How visual media holds up the portrayal of suicide
By Bryant Francis
I’ve never had a friend or a family member struggle with thoughts of suicide. Speaking with friends that watched those close to them attempt to or go through wth the act, I’m given a lot of words—painful, horrifying, tragic—but words don’t really capture the meaning of someone choosing to end his or her own life.

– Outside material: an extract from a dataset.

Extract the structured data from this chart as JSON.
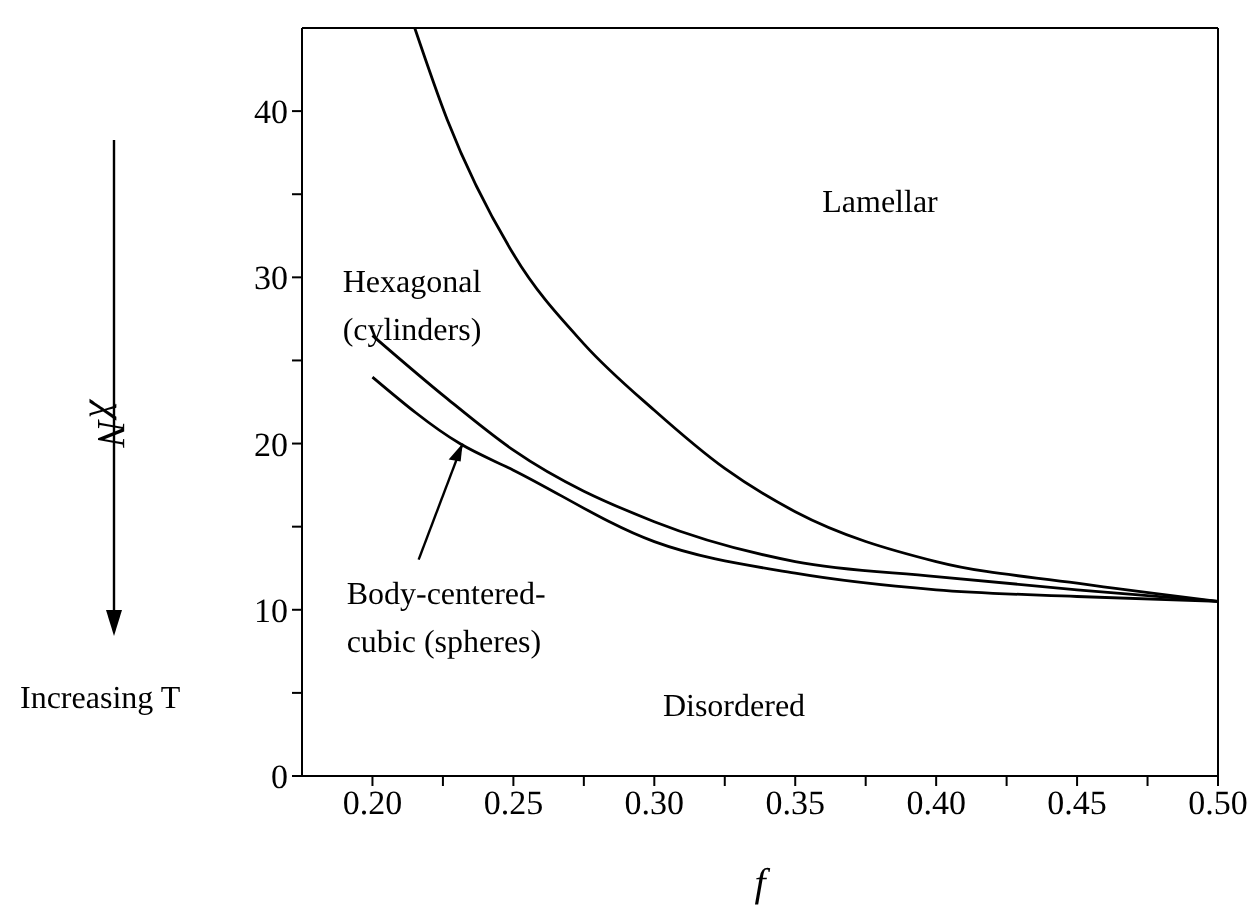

When I was camped out on the couch a year ago, watching Battlestar Galactica, the curtain was peeled back for me as I watched one of my favorite characters shoot herself. At first, I thought it was a dream sequence—an in-show illusion—but soon realized, in the world of the show it was real. It was shocking and it felt incredibly real. To this day, that scene scares the hell out of me.
So why is it, after watching a recent episode of the show Dollhouse, I felt almost nothing when another character did the same thing?
Unfortunately, visual media, in many ways, fails to hold the realities of suicide up to the light. A 2007 study conducted by the Center for Suicide Research at Wayne State University highlights several obvious differences, for example women are less likely to be shown as suicide victims in films, but in reality they’re more likely to attempt suicide.
A season four episode of House had one of its main characters, Dr. Lawrence Kutner, kill himself with no warning or indication—but the writers would reveal later that this was not a plan for the character, but rather a convenience, as actor Kal Penn was about to go work for the Obama administration.
While the episode did take the topic of suicide seriously and even provided the suicide hotline number, this out-of-the-blue curveball contradicts the fact that many suicide victims often show warning signs prior to an attempt. It also raises the question of the “convenience” of killing off a character and whether or not suicide is an accurate or sensitive way to do so.
Jack Powers, a Media Studies professor with a background in social psychology, points out that statistics do indicate the power media has over real life suicides.
“When it comes to showing things in the news, you might have some people imitate the behavior,” Powers said. “So when we see teen suicide represented in the news, we are often not surprised that we see a little bit of a spike in teen suicide in that region.”
Melissa Bialick and Hayley Kwartler of the on-campus branch of To Write Love On Her Arms, agree that suicidal characters could be better portrayed. TWLOHA is a national nonprofit organization that offers connections between victims of depression and support groups that can provide counseling. The group encourages people to look for signs of purposelessness and anxiety, feelings of hopelessness or being trapped, and thoughts of recklessness, anger and mood changes—all potential warnings.
“The Media may or may not show any of these examples,” they said.
Another common portrayal of suicide in entertainment is as a sacrifice. In the video game Mass Effect, Saren, one of the villains, can be persuaded into “sacrificing” himself so that the protagonists can stop the main villain from succeeding in his plan in destroying the universe.
Dollhouse takes a similar path when a character named Mellie, trained to kill everyone in sight when the right mental programming is triggered, shoots herself when she is told to kill her romantic interest.
“The metaphor [is], ‘I have to kill myself because I’m so toxic I’ll kill others,’” said Paul Mikowski, a psychologist who works in the Ithaca College Counseling Center. “It can be felt by real people.”
In both of the media examples, the sacrifice is effective to a degree—but they leave out the third option, the one that Paul points out isn’t even discussed.
“There’s a forced choice here, whereas they’ve set up a situation where having [Saren] join you—genuinely join you, is not possible… [there’s] no redemption in life, only redemption in death. That’s how depressed thinking tends to be—black or white. It’s our job to help people see shades of gray.”
“The ability to save the person—that’s more rare, someone who runs in and is able to save someone from committing suicide,” Powers said.
Maybe that’s all it takes. It’s certainly not absent in the media, but as shocking as suicide can be in visual fiction, maybe it’s time another realistic fact was portrayed: the fact that it can be stopped.
Suicide Hotline: 1-800-784-2433 or 1-800-273-8255. The Ithaca College Counseling Center: 607-274-3136. Confidential appointments can be made Monday through Friday, 8:30 a.m. to 5:00 a.m.